Crocodilia, the biological order that includes alligators and crocodiles, have the interesting property that the gender of offspring is not determined by random genetics but by the environment of the nesting site. Prime nesting sights, in wet marshes near water sources, produce nearly 80% female hatchlings. The ratio of females decreases to as low as 7% for the less favored nesting sights in dry marshes and levees.
The evolutionary explanation rests on the dynamic that female-dominated populations can grow more rapidly than populations with fewer females. Rapid growth is essential to the survival of populations that have entered a new ecological niche, are recovering from a natural disaster, or recovering from a low point in natural population cycles.
The evolutionary advantage of this form of sex selection is that when the population is small and nesting sites are plentiful, the population members will choose the prime nesting spots, which produce more females, which grows the population faster and makes it better able to dominate the habitat. The effect evens out as the population increases and the utilization of less favorable nesting sites produce more males.
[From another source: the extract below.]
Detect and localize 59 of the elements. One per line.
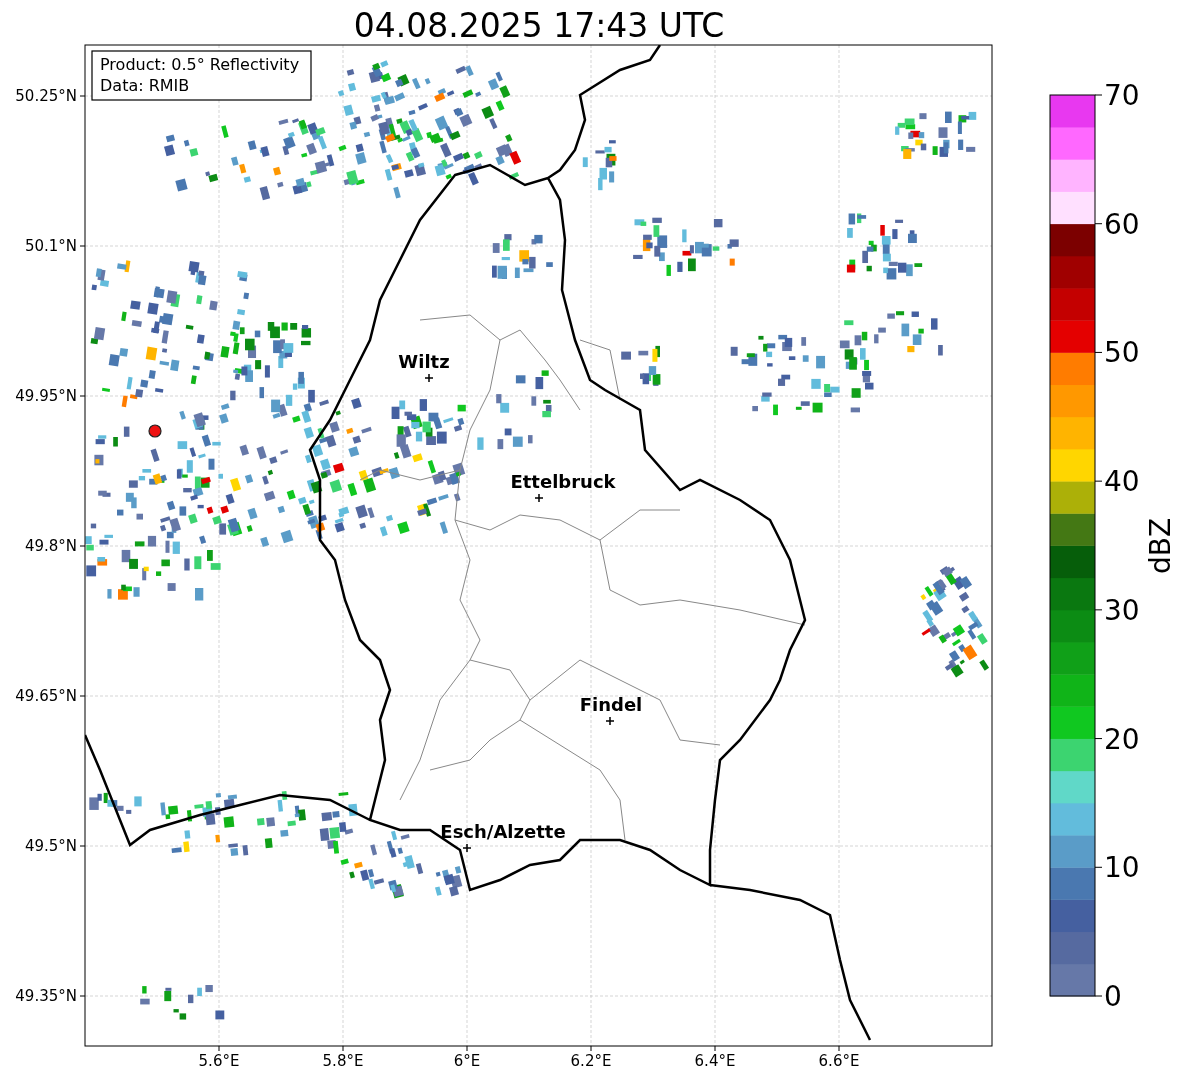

There is, however, a fundamental contradiction in this method having to do with Fisher’s theorem which states that, all else being equal, sex ratios should tend to 50-50. The puzzle is precisely this: suppose that in a small population with plenty of nesting sites, one of the crocs has a genetic mutation that reverses the trend and their hatchlings will be predominately male. These young male offspring will find themselves in a female dominated population with an abundance of reproductive opportunities. Therefore this mutated gene will spread and be more prevalent in subsequent generations, which should have derailed this form nest-specific sex selection long ago.
There is no clear solution to this puzzle, but it most likely has to do with small group size, perhaps enforced the fractal structure of marshland habitats. This type of mutation of a single croc could be so costly to the local group that the group is at significantly higher risk of being wiped out by competing species.
For more on this topic, see J.D. Murray’s Mathematical Biology text, David Sloan Wilson’s work on group selection, or my own work on small at-risk populations.